Tarmac and Cemex UK said Richmondshire District Council’s planning department had failed to properly assess what was happening at Metcalfe Farm’s Washfold Farm site at Leyburn when officers granted plans under delegated powers to build two 90m by 30m barns at the dairy farm last October.

Planning officers agreed the buildings could be dug into the land, to “minimise landscape impact to a large degree”.

However, Cemex and Tarmac, which are also objecting to a current application by Metcalfe Farms to launch a ready mix concrete batching plant at the farm, said the barn-building scheme also involved “the removal of some 200,000 tonnes of limestone from the site through the use of blasting and crushing techniques”.

Mark Kelly, planning manager of Cemex UK, said its review of the planning officer’s report and the decision notice associated with the development had demonstrated the absence of any assessment or evaluation as to the depth and volume of fill being removed, its treatment and its removal off site onto local roads.

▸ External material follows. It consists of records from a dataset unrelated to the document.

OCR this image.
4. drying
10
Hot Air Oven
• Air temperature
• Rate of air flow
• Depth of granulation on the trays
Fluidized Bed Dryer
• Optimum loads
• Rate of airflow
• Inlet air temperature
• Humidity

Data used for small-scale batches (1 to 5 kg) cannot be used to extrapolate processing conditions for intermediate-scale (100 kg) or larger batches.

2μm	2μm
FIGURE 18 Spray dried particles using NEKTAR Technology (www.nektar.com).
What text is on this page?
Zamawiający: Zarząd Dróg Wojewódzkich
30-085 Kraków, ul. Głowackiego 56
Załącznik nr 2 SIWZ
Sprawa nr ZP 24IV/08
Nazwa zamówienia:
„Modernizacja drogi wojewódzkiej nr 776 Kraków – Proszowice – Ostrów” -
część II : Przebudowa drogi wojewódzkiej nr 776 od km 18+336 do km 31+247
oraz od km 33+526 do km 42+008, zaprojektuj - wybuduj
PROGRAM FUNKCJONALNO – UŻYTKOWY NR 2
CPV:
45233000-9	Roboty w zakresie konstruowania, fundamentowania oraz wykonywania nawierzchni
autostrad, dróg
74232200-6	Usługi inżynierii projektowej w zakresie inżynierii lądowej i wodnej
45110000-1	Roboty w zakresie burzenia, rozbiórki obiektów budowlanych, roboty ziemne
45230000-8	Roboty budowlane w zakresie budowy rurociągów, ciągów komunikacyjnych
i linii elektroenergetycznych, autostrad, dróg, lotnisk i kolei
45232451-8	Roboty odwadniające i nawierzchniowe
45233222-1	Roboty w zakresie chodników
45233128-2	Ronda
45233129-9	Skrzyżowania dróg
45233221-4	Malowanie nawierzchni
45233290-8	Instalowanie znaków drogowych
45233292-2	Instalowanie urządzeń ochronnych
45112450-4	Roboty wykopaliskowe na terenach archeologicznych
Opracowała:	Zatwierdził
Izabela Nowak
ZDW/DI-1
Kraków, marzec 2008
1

He said: “As the development materially involves significantly more development than the simple erection of agricultural buildings we are consequently considering our options relating to a complaint of mal-administration and potential legal actions against Richmondshire council.”

Tiffany Lloyd, of Tarmac, said the firm had become “increasingly concerned with the Washfold Farm development” after schemes approved by the council had “resulted in the lowering of ground levels and subsequently the unregulated extraction and processing of limestone”.

She said: “This sizeable tonnage is comparable to the annual production rates of a small limestone quarry. It is considered that this piecemeal approach to planning is enabling mineral extraction to proceed unregulated by the appropriate legislation and environmental controls, whereas the two local quarry operations are subject to and look to work within these necessary controls.”

A Richmondshire District Council spokeswoman declined to comment on the firm’s claims that it had not considered the barns scheme thoroughly enough and said North Yorkshire County Council was the planning authority responsible for mineral extraction.

After being asked to comment, a North Yorkshire County Council spokeswoman said: “As this is a planning application which has yet to be determined by Richmondshire District Council it would be inappropriate for the county council to make any comment on the application.”